Jürgen Kurbjuhn

Personal information
- Full name: Jürgen Kurbjuhn
- Date of birth: 26 July 1940
- Place of birth: Tilsit, Germany
- Date of death: 15 March 2014 (aged 73)
- Place of death: Buxtehude, Germany
- Height: 1.86 m (6 ft 1 in)
- Position(s): Fullback

Youth career
- Buxtehuder SV

Senior career*
- Years: Team / Apps / (Gls)
- 1960–1963: Hamburger SV^{(OL Nord)} / 76 / (1)
- 1963–1972: Hamburger SV^{(BL)} / 242 / (10)
- Total:  / 318 / (11)

International career
- 1962–1966: West Germany / 5 / (0)

= Jürgen Kurbjuhn =

German footballer

Jürgen Kurbjuhn (26 July 1940 – 15 March 2014) was a German football player.
Kurbjuhn had excelled as a youth-international for West Germany during his time with amateur club Buxtehuder SV and joined Hamburg's biggest, Hamburger SV, in 1960 when the club had just been crowned German football champion.
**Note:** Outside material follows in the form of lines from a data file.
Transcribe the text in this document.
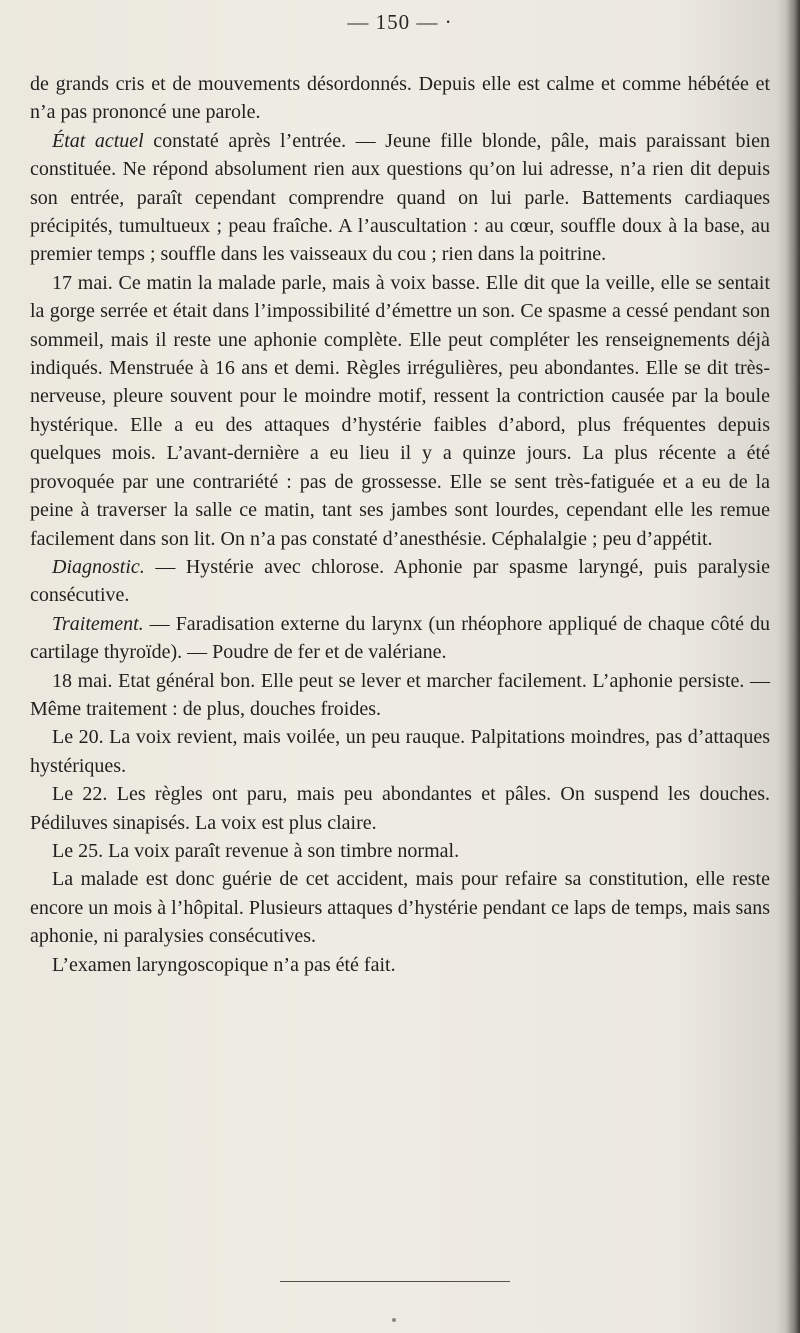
— 150 — ·

de grands cris et de mouvements désordonnés. Depuis elle est calme et comme hébétée et n’a pas prononcé une parole.

État actuel constaté après l’entrée. — Jeune fille blonde, pâle, mais paraissant bien constituée. Ne répond absolument rien aux questions qu’on lui adresse, n’a rien dit depuis son entrée, paraît cependant comprendre quand on lui parle. Battements cardiaques précipités, tumultueux ; peau fraîche. A l’auscultation : au cœur, souffle doux à la base, au premier temps ; souffle dans les vaisseaux du cou ; rien dans la poitrine.

17 mai. Ce matin la malade parle, mais à voix basse. Elle dit que la veille, elle se sentait la gorge serrée et était dans l’impossibilité d’émettre un son. Ce spasme a cessé pendant son sommeil, mais il reste une aphonie complète. Elle peut compléter les renseignements déjà indiqués. Menstruée à 16 ans et demi. Règles irrégulières, peu abondantes. Elle se dit très-nerveuse, pleure souvent pour le moindre motif, ressent la contriction causée par la boule hystérique. Elle a eu des attaques d’hystérie faibles d’abord, plus fréquentes depuis quelques mois. L’avant-dernière a eu lieu il y a quinze jours. La plus récente a été provoquée par une contrariété : pas de grossesse. Elle se sent très-fatiguée et a eu de la peine à traverser la salle ce matin, tant ses jambes sont lourdes, cependant elle les remue facilement dans son lit. On n’a pas constaté d’anesthésie. Céphalalgie ; peu d’appétit.

Diagnostic. — Hystérie avec chlorose. Aphonie par spasme laryngé, puis paralysie consécutive.

Traitement. — Faradisation externe du larynx (un rhéophore appliqué de chaque côté du cartilage thyroïde). — Poudre de fer et de valériane.

18 mai. Etat général bon. Elle peut se lever et marcher facilement. L’aphonie persiste. — Même traitement : de plus, douches froides.

Le 20. La voix revient, mais voilée, un peu rauque. Palpitations moindres, pas d’attaques hystériques.

Le 22. Les règles ont paru, mais peu abondantes et pâles. On suspend les douches. Pédiluves sinapisés. La voix est plus claire.

Le 25. La voix paraît revenue à son timbre normal.

La malade est donc guérie de cet accident, mais pour refaire sa constitution, elle reste encore un mois à l’hôpital. Plusieurs attaques d’hystérie pendant ce laps de temps, mais sans aphonie, ni paralysies consécutives.

L’examen laryngoscopique n’a pas été fait.
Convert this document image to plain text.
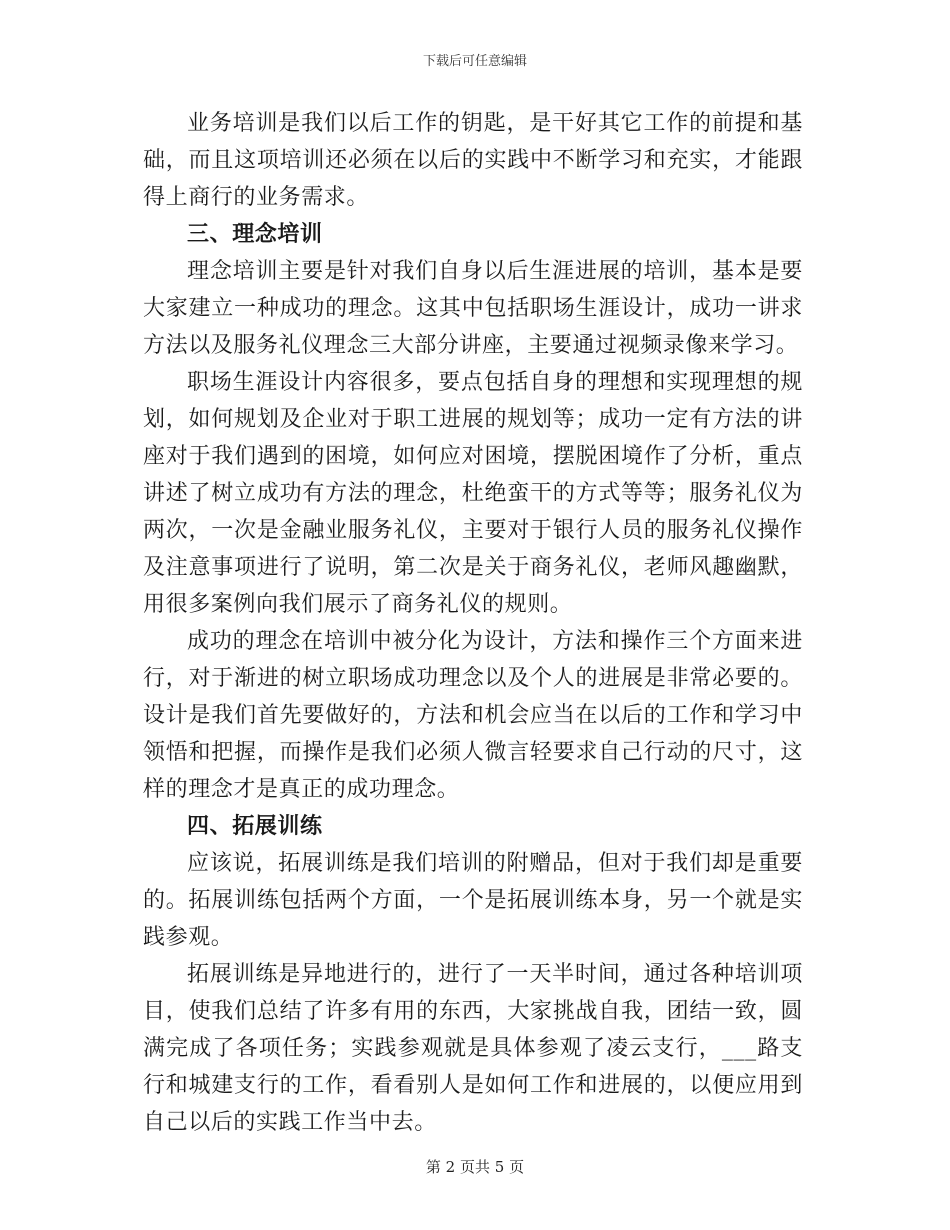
下载后可任意编辑

业务培训是我们以后工作的钥匙，是干好其它工作的前提和基础，而且这项培训还必须在以后的实践中不断学习和充实，才能跟得上商行的业务需求。

三、理念培训

理念培训主要是针对我们自身以后生涯进展的培训，基本是要大家建立一种成功的理念。这其中包括职场生涯设计，成功一讲求方法以及服务礼仪理念三大部分讲座，主要通过视频录像来学习。

职场生涯设计内容很多，要点包括自身的理想和实现理想的规划，如何规划及企业对于职工进展的规划等；成功一定有方法的讲座对于我们遇到的困境，如何应对困境，摆脱困境作了分析，重点讲述了树立成功有方法的理念，杜绝蛮干的方式等等；服务礼仪为两次，一次是金融业服务礼仪，主要对于银行人员的服务礼仪操作及注意事项进行了说明，第二次是关于商务礼仪，老师风趣幽默，用很多案例向我们展示了商务礼仪的规则。

成功的理念在培训中被分化为设计，方法和操作三个方面来进行，对于渐进的树立职场成功理念以及个人的进展是非常必要的。设计是我们首先要做好的，方法和机会应当在以后的工作和学习中领悟和把握，而操作是我们必须人微言轻要求自己行动的尺寸，这样的理念才是真正的成功理念。

四、拓展训练

应该说，拓展训练是我们培训的附赠品，但对于我们却是重要的。拓展训练包括两个方面，一个是拓展训练本身，另一个就是实践参观。

拓展训练是异地进行的，进行了一天半时间，通过各种培训项目，使我们总结了许多有用的东西，大家挑战自我，团结一致，圆满完成了各项任务；实践参观就是具体参观了凌云支行，___路支行和城建支行的工作，看看别人是如何工作和进展的，以便应用到自己以后的实践工作当中去。

第 2 页共 5 页
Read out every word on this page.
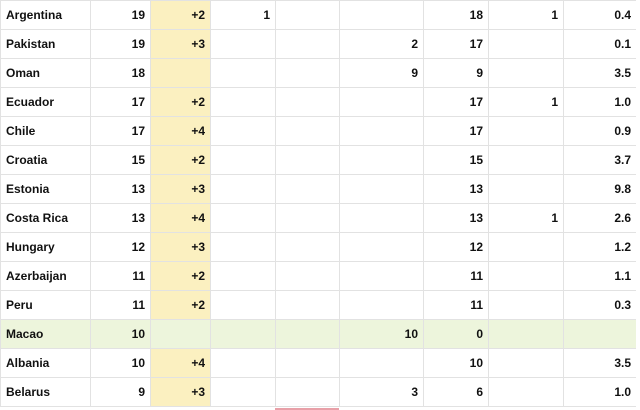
Argentina	19	+2	1			18	1	0.4
Pakistan	19	+3			2	17		0.1
Oman	18				9	9		3.5
Ecuador	17	+2				17	1	1.0
Chile	17	+4				17		0.9
Croatia	15	+2				15		3.7
Estonia	13	+3				13		9.8
Costa Rica	13	+4				13	1	2.6
Hungary	12	+3				12		1.2
Azerbaijan	11	+2				11		1.1
Peru	11	+2				11		0.3
Macao	10				10	0		
Albania	10	+4				10		3.5
Belarus	9	+3			3	6		1.0
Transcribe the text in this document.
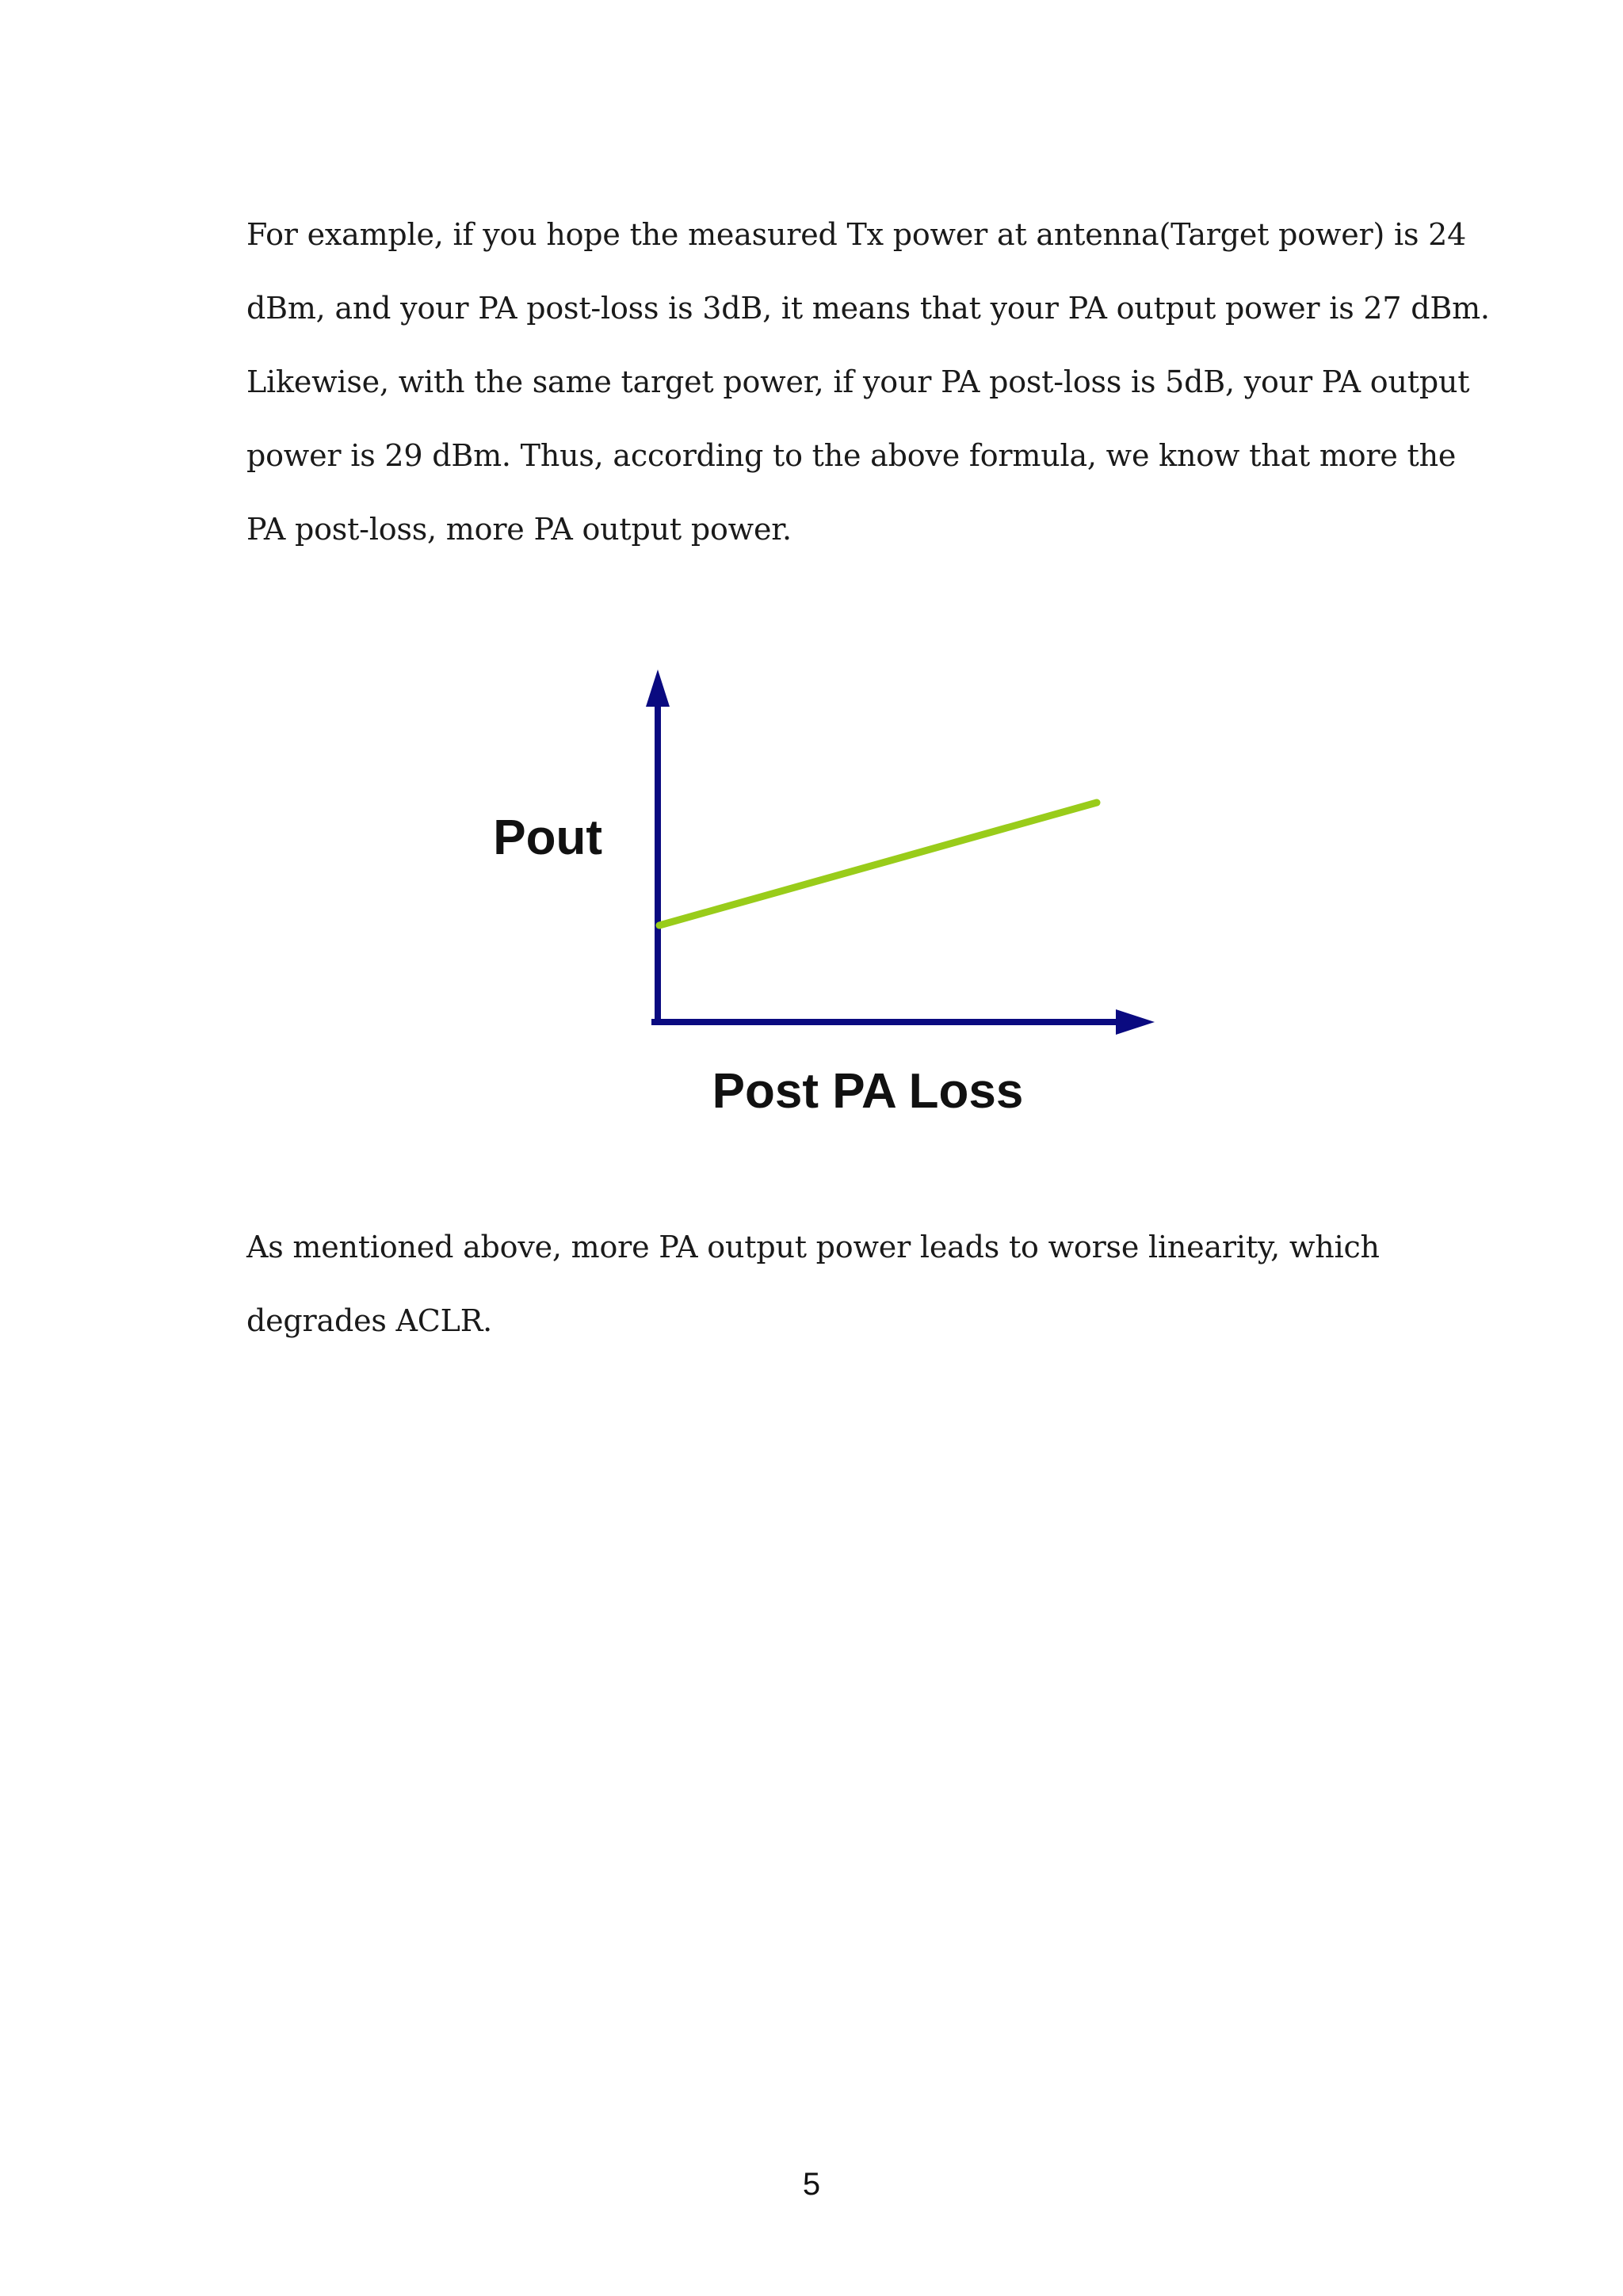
For example, if you hope the measured Tx power at antenna(Target power) is 24
dBm, and your PA post-loss is 3dB, it means that your PA output power is 27 dBm.
Likewise, with the same target power, if your PA post-loss is 5dB, your PA output
power is 29 dBm. Thus, according to the above formula, we know that more the
PA post-loss, more PA output power.
Pout
Post PA Loss
As mentioned above, more PA output power leads to worse linearity, which
degrades ACLR.
5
In 1961 he was part of the Hamburg side reaching the semi-final of the European Cup against Barcelona and part of the 1963 German Cup winning side of the club. He retired, because of injury, after ten goals in 242 Bundesliga matches in 1972, mostly as a left back.

His West Germany career lasted five matches, between April 1962 and May 1966. He was unused by Sepp Herberger at the 1962 FIFA World Cup. He played his last international on 4 May 1966, when the West Germans beat Ireland 4–0 in a friendly. He was not selected for Helmut Schön's squad for the 1966 FIFA World Cup.

From 1988 he owned an insurance company in Buxtehude.